Kunt u toelichten waarom u zegt dat afronding van het Programma Hoogfrequent Spoorvervoer (PHS) voorzien is in 2029, terwijl de afhankelijkheid van Zuidasdok doorschuiven naar 2036 nodig maakt voor de corridor Amsterdam-Alkmaar?

2

Wat is de uitkomst van het onderzoek naar de haalbaarheid van twee extra intercity’s en langere sprintertreinen op de corridor PHS Alkmaar-Amsterdam, die de basis is voor de planstudie?

3

Wanneer krijgt de Kamer nieuwe informatie over de planning van Zuidasdok?

4

Waarom is de versterking met steunbermen niet op tijd gereed om vanaf eind 2024 een vijfde en zesde sprinter te laten rijden tussen Den Haag en Rotterdam?

5

Kunt u de tijdelijke oplossing in de dienstregeling voor Delft-Schiedam nader toelichten?
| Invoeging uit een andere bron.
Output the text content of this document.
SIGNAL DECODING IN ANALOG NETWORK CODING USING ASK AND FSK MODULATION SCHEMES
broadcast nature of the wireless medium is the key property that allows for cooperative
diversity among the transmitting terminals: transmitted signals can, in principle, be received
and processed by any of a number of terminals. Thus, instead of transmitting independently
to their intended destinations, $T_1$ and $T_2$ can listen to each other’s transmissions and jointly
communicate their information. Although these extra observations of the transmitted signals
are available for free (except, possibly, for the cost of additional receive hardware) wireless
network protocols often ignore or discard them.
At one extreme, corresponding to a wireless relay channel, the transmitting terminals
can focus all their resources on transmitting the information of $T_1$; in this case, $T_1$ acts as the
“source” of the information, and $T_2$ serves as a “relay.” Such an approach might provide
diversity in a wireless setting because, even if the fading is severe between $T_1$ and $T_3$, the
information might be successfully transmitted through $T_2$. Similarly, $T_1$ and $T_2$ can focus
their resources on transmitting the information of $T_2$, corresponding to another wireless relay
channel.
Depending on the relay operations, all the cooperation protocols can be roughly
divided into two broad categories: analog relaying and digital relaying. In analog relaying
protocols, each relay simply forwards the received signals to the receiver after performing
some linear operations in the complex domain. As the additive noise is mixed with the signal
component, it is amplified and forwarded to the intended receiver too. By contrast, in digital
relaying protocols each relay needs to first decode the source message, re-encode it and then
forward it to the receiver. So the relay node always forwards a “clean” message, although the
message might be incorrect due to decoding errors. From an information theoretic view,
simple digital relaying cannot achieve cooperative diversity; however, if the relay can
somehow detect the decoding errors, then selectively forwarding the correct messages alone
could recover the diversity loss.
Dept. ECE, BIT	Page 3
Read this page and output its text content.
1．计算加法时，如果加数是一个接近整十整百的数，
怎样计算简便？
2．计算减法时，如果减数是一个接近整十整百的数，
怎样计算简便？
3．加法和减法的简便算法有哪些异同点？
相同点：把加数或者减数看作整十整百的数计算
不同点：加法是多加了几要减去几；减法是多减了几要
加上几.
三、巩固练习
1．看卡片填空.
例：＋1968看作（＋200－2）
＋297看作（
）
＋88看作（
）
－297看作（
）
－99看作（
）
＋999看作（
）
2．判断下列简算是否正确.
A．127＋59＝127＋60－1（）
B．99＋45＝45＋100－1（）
Wat zijn de risico’s en/of nadelen van de tijdelijke oplossing in de dienstregeling?

6

Hoe denkt u het vraagstuk van de extra kosten voor baanstabiliteit Delft-Schiedam te gaan oplossen?

7

Hoe groot acht u de kans dat, gelet op de douanefaciliteiten op Amsterdam Centraal, voor de Eurostar een tijdelijke overstap in Brussel nodig zal zijn? Wat gaat u doen om dit te voorkomen?

8

Wanneer verwacht u meer duidelijkheid over het extra potentiële tekort waarover u spreekt? Is dit extra potentiële tekort meegenomen in de exogene risico’s? Wanneer gaat u besluiten nemen over de beperking van het potentiële tekort, en overweegt u daarbij zowel versobering als extra budget? Kunt u informatie tijdig delen, zodat de Kamer niet voor voldongen feiten komt te staan?

9

Leidt het vrijvallen van een deel van de posten »benoemde risico’s projecten» en »risico’s programma» naar het onbenoemde deel van de totale risicoreservering ertoe dat het programma restrisico lager wordt?

10

Verwacht u nog problemen met baanstabiliteit op andere PHS-corridors?

11

Exogene risico’s vallen per definitie buiten de scope van het programma PHS, maar in hoeverre heeft Infrastructuur en Waterstaat als departement wel invloed op deze risico’s?

12

Is de ministeriële regeling spoorverkeer, waarover u in uw rapportage schrijft, reeds aangepast om de vastgelegde maximumremweg voor treinen die maximaal 40 km/uur rijden in te korten van 400 naar 300 meter en om een kleiner gemakkelijker plaatsbaar sein te introduceren?

13

Neemt u de aanbeveling van de Eigenstandige Control Functie (ECF) over om tot een snellere besluitvorming gericht op de specifieke productstappen PHS te komen?

14

Kunt u grote wijzigingen in de budgetoverzichten beter toelichten, zoals de budgetverlaging van 130,6 miljoen euro als gevolg van desaldering van ontvangsten in tabel B.1. van de rapportage?

15

Kunt u de laatste stand van zaken weergeven ten aanzien van financiële bijdragen vanuit het Europese programma Connecting Europe Facility (CEF), waarover in het commissiedebat Spoor van 9 juni 2022 is gesproken, aangezien in deze voortgangsrapportage hierover niets is vermeld?

16

In hoeverre passen de uitgangspunten van de verwachte reizigersaantallen van PHS nog bij de laatste inzichten van de groei van het aantal reizigers na corona? Hoe verhouden de berichten van NS over afschaling van de dienstregeling zich tot deze uitgangspunten?

17

Is het inderdaad nog de verwachting dat de frequentie tussen Amsterdam en Eindhoven vanaf december 2022 weer wordt opgevoerd, gezien de berichten van NS over afschaling van de dienstregeling?

18

In hoeverre hebben de wensen die de Kamer heeft geuit in relatie tot de nieuwe hoofdrailnetconcessie (bijvoorbeeld frequenties op bepaalde lijnen) impact op de ambities van PHS?

19

Hoe is de nieuwe scope voor de corridor Den Haag-Rotterdam-Breda tot stand gekomen en welke stakeholders zijn hierbij betrokken? Kunt u de keuze toelichten voor een lagere frequentie dan oorspronkelijk gepland?

20

Is al uitgewerkt hoeveel «bakken» de treinen zullen hebben die genoemd zijn in de tabellen met het aantal reizigerstreinen per corridor, aangezien vervoercapaciteit niet alleen afhangt van de frequentie maar ook van de lengte van treinen?